Nyi Lembok menengok, melihat ke arah Prana yang duduk di belakang, dan berkata, "Iya, tidak mengherankan apa bila tidak banyak orang yang mengenalnya, karena di samping dia memang tidak pernah mau keluar ke dunia ramai, orang yang minta bantuannya juga selalu melewati saya lebih dulu! Jika saya mampu, maka tidak perlu ke Mbah Beluk!"
Mereka sampai di pinggir hutan, dan harus melanjutkan perjalanan dengan berjalan kaki. Cerita Nyi Lembok mengenai gurunya masih berlanjut, "Mbah Beluk itu sangat sakti dan kiriman santetnya belum pernah mengalami kegagalan. Sewaktu dulu Raden Halayudha menjabat mahapatih, itu sebagian besar juga karena mengandalkan bantuan kesaktian Mbah Beluk!"
"Benarkah? Halayudha? Mapatih Majapahit yang dikenal sebagai Sengkuni itu?"
"Iya benar, saya tidak bohong!"
"Jadi berapa usia mbah guru Nyi Lembok itu?"
"Saya tidak tahu pasti. Tapi salah seorang muridnya saja ada yang sudah berusia seratus tahun lebih!"

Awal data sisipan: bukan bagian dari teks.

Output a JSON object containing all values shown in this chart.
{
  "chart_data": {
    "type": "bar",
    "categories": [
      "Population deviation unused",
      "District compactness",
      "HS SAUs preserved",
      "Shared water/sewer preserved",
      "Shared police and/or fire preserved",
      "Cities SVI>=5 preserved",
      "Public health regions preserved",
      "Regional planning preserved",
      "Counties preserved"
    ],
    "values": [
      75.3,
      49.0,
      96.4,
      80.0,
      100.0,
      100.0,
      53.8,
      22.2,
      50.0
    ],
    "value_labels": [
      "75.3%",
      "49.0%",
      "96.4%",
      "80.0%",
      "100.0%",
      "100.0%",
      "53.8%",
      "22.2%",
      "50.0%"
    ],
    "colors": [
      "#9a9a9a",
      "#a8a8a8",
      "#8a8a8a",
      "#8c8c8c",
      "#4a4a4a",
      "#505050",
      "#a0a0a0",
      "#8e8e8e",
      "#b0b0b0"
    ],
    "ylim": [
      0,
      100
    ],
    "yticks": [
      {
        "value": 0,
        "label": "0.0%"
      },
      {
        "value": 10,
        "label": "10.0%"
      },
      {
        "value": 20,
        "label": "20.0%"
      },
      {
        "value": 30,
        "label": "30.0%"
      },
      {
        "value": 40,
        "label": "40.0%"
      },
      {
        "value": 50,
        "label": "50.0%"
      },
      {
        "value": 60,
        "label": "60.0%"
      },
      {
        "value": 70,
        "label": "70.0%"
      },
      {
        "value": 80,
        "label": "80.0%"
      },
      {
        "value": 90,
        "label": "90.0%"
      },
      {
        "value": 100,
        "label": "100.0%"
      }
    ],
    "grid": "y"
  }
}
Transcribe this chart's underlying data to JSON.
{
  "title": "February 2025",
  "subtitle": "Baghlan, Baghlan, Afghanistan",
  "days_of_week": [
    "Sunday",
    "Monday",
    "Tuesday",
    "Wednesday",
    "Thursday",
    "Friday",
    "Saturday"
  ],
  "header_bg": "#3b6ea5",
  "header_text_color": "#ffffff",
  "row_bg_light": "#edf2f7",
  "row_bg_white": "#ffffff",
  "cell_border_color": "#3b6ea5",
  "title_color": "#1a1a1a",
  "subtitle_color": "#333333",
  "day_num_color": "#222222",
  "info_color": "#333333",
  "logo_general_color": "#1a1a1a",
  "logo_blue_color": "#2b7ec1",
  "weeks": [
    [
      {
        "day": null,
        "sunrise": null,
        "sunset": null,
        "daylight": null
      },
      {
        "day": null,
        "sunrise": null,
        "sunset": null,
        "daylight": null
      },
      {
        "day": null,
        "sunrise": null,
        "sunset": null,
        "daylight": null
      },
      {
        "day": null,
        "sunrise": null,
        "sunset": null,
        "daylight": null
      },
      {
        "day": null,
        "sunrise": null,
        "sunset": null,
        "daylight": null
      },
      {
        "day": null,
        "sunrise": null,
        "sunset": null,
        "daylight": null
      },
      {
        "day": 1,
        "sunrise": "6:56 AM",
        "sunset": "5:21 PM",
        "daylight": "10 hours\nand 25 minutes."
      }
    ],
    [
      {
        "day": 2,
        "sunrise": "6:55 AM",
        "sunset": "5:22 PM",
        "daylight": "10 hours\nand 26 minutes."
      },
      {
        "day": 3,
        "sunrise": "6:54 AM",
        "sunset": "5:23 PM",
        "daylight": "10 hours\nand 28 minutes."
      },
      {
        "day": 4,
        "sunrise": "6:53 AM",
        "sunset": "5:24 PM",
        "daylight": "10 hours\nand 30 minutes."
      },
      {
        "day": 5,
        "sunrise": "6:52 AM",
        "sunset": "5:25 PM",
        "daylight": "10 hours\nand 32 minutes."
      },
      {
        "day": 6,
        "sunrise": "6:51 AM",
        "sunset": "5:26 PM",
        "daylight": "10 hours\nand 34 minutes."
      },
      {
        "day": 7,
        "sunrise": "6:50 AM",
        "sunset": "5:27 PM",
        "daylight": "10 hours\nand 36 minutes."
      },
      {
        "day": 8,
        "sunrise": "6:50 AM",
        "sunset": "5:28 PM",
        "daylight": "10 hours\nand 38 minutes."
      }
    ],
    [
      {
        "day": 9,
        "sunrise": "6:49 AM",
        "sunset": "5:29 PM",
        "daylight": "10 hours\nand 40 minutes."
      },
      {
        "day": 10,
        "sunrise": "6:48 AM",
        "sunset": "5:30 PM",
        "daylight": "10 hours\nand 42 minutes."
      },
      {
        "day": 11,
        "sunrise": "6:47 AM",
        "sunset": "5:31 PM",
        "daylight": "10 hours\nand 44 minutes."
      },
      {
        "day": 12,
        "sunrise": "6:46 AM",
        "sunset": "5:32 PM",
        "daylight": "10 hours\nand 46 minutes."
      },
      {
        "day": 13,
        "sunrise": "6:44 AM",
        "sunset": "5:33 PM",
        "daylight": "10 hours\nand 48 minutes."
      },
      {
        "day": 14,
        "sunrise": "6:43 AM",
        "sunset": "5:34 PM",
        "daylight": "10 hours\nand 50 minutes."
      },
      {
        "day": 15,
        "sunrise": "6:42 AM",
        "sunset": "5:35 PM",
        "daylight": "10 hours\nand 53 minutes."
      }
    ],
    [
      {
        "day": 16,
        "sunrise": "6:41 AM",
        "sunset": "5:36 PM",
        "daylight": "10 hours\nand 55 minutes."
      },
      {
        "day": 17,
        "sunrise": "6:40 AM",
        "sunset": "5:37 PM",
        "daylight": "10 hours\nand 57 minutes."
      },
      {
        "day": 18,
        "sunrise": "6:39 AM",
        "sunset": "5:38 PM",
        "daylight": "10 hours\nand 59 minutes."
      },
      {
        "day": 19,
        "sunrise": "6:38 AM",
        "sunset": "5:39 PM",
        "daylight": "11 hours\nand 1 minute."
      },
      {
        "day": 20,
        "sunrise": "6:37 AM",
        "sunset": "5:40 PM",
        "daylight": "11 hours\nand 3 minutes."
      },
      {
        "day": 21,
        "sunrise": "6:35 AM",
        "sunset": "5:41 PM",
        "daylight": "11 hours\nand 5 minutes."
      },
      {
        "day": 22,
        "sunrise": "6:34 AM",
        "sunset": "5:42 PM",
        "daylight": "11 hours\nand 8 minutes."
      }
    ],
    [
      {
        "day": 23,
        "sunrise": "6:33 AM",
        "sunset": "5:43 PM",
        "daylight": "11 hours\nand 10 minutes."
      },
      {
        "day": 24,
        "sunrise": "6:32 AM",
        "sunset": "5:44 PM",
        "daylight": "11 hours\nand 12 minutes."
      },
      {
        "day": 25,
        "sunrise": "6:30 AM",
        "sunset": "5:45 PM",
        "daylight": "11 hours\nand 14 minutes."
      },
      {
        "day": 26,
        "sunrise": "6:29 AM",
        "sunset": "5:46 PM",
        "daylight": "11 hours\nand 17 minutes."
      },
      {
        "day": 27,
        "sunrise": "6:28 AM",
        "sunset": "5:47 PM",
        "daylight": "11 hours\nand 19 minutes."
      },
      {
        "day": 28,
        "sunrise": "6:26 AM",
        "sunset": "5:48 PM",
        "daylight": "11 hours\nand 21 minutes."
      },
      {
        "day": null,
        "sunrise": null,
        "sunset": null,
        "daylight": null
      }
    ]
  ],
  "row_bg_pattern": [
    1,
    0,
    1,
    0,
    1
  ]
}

Dalam hati Kencana meyakini bahwa dukun yang semakin tua usianya pasti akan semakin tinggi ilmunya. Langkah kakinya semakin lebar dan wajahnya berbinar, seiring harapannya yang cerah bersinar.
Dukun perempuan yang berjuluk lengkap Mbah Kukuk Beluk Laut itu mempunyai bentuk kepala yang mirip kepala burung hantu. Kepala yang bulunya nyaris rontok semua. Kepala itu hanya menyisahkan beberapa helai rambut yang memutih dan dibiarkan panjang. Wajahnya tertutup bedak putih yang lumayan tebal. Di lehernya yang kurus tegantung kalung dari tulang belulang, dan bandulnya tengkorak burung hantu.
Mbah Beluk menggerak-gerakkan tangan, sementara seringai misterius tidak pernah lepas dari bibirnya, menampakan giginya yang geripis kehitaman, serta air liur yang selalu menetes. Matanya agak juling dan besar sebelah. Penampilan yang mengerikan.
"Mbah mempersilakan anda berdua duduk!" kata Nyi Lembok, rupanya ia juga sebagai penerjemah, karena suara Mbah Beluk sangat lirih.
Sejak melangkahkan kaki memasuki ruangan itu, udara terasa dingin dan dipenuhi suasana magis. Ruangan sempit dan penuh benda-benda aneh berserakan. Mbah Beluk, sambil bersandar di atas ranjang, menanyakan maksud kedatangan tamunya.